Le fait qu'elle fasse partie de ce grand préjugé humiliant la rendait si triste. Comme si au final elle ne pourrait jamais mériter l'honneur du groupe où elle avait toujours appartenu. Elle en salissait l'image.
Amarante n'en pouvait plus.
Le moindre effort semblait impossible alors que les regards convergeaient vers elle.
Juste un pas.
Et un autre.
Elle contempla un instant la surface brillante.
Juste un pas et elle tomba dans l'eau.
Devenant l'élément alors qu'une sérénité vénéneuse et mortelle s'emparait d'elle.
Elle repensa un instant à une des lettres qu'elle avait écrit dans la langue de sa mère. Seul langage qu'elle arrivait à maitriser à l'écrit, à cause des relents de la haine.
Chère Ministre,
Je m'appelle Amarante et suis illégalement sur le territoire. Vous pourrez dire que vous n'avez rien à entendre d'une personne telle que moi, sauf que votre projet de loi pour plaire à vos riches électeurs et aux superstitieux a des effets directs sur moi. Car oui, je suis une prostituée.
Il y a déjà tant de préjugés et de violences à mon égard que travailler dans l'illégalité serait désastreux. Vous voulez presque punir des gens dans le b'soin. On parle bien d'un choix, un vrai choix. J'sais faire la différence entre prostitution et trafic humain.
Quoi que vous fassiez, ce m'tier continuera d'vivre. Un peu comme avec l'IVG devenu interdit. Vous ne pouvez pas empêcher les gens d'survivre. Comme les cerisiers importés de l'Ile doré qui ont dû se battre pour vivre ici malgré que nous les brulions par superstition. Alors offrez nous des conditions décentes au lieu d'interdire.

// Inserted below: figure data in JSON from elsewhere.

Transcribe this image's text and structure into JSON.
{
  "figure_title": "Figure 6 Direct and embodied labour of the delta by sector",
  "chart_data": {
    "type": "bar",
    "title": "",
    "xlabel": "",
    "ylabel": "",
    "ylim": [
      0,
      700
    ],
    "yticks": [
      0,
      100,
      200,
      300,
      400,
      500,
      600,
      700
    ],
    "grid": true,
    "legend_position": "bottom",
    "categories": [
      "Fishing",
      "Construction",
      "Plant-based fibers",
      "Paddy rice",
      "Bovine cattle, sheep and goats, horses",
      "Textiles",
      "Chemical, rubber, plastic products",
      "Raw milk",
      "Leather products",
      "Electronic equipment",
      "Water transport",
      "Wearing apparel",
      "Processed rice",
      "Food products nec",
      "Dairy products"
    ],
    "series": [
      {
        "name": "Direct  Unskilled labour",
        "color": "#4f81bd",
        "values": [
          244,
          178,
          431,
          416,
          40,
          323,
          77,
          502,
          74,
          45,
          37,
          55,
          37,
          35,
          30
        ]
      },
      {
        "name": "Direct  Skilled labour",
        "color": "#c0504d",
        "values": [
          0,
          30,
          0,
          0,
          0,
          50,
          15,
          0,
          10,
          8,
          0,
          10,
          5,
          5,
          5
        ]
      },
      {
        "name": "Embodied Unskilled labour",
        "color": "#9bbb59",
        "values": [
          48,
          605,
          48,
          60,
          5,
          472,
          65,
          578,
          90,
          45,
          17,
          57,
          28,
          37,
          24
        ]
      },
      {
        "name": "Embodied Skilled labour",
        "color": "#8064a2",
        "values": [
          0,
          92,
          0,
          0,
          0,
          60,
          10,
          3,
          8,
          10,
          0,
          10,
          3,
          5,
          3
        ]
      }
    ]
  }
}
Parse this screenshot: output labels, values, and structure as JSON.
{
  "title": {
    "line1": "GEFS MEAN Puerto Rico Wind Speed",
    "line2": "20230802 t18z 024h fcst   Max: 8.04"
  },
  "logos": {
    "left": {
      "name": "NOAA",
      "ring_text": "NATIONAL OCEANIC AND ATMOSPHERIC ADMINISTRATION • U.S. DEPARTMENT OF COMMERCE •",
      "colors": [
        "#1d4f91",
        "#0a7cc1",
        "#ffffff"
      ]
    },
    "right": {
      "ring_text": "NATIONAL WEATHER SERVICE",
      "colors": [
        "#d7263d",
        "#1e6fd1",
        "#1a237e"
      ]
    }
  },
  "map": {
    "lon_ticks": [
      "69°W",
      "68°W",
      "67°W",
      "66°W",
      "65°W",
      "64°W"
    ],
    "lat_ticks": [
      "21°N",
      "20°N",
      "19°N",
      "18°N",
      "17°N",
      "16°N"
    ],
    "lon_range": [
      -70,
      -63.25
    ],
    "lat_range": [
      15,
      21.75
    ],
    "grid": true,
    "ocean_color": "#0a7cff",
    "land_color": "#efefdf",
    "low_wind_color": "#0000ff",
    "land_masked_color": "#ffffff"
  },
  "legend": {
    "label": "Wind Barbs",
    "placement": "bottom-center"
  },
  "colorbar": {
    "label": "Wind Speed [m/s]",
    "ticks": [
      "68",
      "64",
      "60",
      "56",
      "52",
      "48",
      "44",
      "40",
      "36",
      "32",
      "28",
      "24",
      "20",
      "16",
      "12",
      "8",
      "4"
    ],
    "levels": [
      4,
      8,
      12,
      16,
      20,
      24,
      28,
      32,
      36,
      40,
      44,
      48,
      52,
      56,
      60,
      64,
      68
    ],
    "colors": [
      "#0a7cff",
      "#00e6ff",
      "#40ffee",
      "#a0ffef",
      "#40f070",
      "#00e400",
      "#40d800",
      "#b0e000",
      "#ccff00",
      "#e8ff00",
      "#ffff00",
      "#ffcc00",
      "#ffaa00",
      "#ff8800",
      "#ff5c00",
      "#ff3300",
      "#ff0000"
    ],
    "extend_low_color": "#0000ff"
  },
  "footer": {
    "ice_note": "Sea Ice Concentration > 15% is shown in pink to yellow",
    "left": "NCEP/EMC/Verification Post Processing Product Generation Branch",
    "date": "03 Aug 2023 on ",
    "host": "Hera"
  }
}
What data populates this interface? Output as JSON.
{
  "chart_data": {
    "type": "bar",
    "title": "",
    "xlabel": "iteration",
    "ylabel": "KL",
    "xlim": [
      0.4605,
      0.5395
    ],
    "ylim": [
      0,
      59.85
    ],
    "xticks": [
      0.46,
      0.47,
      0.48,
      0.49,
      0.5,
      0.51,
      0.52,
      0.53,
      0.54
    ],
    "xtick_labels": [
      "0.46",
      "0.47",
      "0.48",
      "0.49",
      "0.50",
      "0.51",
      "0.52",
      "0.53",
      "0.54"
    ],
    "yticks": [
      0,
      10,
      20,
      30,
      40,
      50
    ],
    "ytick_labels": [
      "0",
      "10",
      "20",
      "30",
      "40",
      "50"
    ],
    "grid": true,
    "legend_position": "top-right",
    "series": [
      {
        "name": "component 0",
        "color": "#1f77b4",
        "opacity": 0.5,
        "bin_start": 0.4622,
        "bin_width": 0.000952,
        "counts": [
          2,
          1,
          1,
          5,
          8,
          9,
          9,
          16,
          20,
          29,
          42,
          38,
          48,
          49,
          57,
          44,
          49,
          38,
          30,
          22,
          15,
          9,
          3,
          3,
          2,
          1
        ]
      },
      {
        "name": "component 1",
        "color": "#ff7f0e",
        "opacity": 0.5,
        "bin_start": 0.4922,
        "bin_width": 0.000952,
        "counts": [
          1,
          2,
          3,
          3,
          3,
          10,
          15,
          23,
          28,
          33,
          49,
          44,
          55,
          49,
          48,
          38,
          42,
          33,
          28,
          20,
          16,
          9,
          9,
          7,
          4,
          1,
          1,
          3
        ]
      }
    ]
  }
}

Je vois pas pourquoi les gens comme moi dérangent. Je rends qu'un service.
Vous c'est à la patrie, moi aux hommes.
Donnez-nous donc des conditions de vie potable, du travail potable comme vous définissez. Là vous voulez juste supprimer ce qui permet à d'milliers de gens d'vivre. Vous voulez plaire aux religieux fanatiques qui constitue la majorité d'pays.
Cordialement,
Une oubliée
L'eau commença à remplacer l'air, perdant sa vie doucement.
L'eau remplaça son intégrité, n'étant plus qu'un corps emporté dans les profondeurs.
L'eau devient sa raison, et l'air sa déchéance.
Lorsque les espoirs s'effritaient, on ne pouvait que plaider sa survie au plus puissant.
Qui voudrait écouter une prostituée ?
Amarante était cette fureur vermillon dans le désespoir qui voulait hurler sa colère pour ne pas se sentir dépassée par le drame et la tragédie.